As you read this letter, ask yourself whether this is indicative of the quality of decision making that the people of Ottawa expect from all of you. On what expert authority is the decision to ignore important archaeological potential being based?
- It isn’t the expertise of licensed archaeologists – the city has NONE on staff and none were contracted by the city to review the situation. The two licensed experts who did review the new evidence have called for a new study.
- It isn’t the Ministry of Tourism and Culture who have clearly stated that they only review reports presented to them and that they have downloaded the approval authority to the city when it comes to requiring new studies. Only the City as the approval authority, or the Minister of Culture acting on an emergency basis, can order that a new study be done.
- It isn’t the City Council’s advisory committee on Arts and Heritage that has unanimously recommended that a new study be done.
- It isn’t the people whose direct heritage is being ignored. ALL the Algonquin First Nations on both sides of the Ottawa River have expressed their concern and requested that a new review be done. Furthermore the City Council’s new advisory subcommittee on Aboriginal Affairs has also unanimously recommended that a new study be done.
The answer according to the Mayor is that the decision has been made by a non-professional archaeologist (J. Moser) based on a legal opinion city counsel (T. Marc) – neither of whom have any training or expertise in archaeology. This is the same legal counsel who recently stood against public interest groups at an OMB hearing and challenged the affidavits presented by the public because they were submitted by non-professionals in the subjects being reviewed!

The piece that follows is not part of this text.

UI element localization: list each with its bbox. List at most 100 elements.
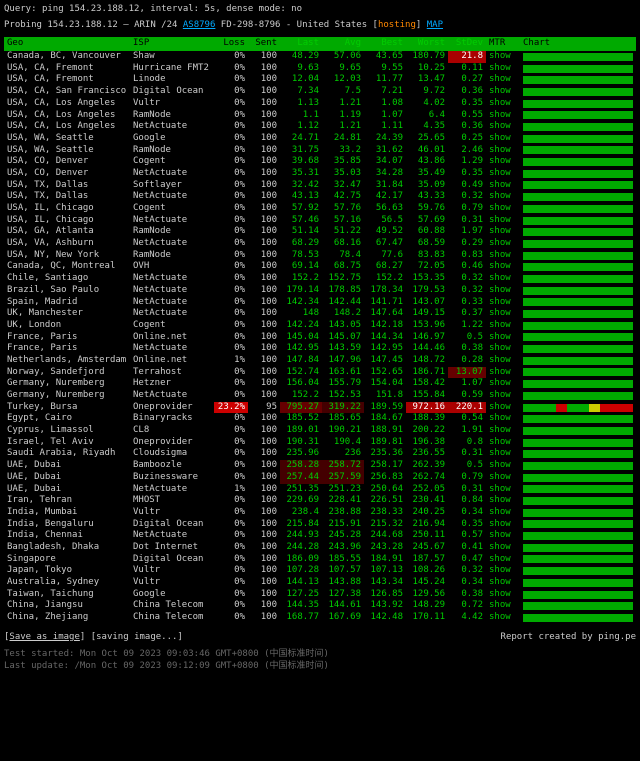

Is this the quality of decision making that City Council wants to rely on? Decisions made by those apparently blind to their consequences because they are untrained to evaluate the information required to make the right decision?
The legal opinion only confirms that it is apparently legal in Ontario to embarrass the City and its leadership by relying on an out-dated study when it comes to development approvals. Doesn’t say much for the quality of legislation used to protect cultural heritage. It is equally legal to require that a new study be done at any time prior to registration of subdivision.
The City Council of Ottawa does not have to rely on a decision-making process that is blind to the facts. Nor should Council allow the City to be embarrassed by decisions made by staff in such a flawed manner.
South March Highlands – Carp River Conservation Inc.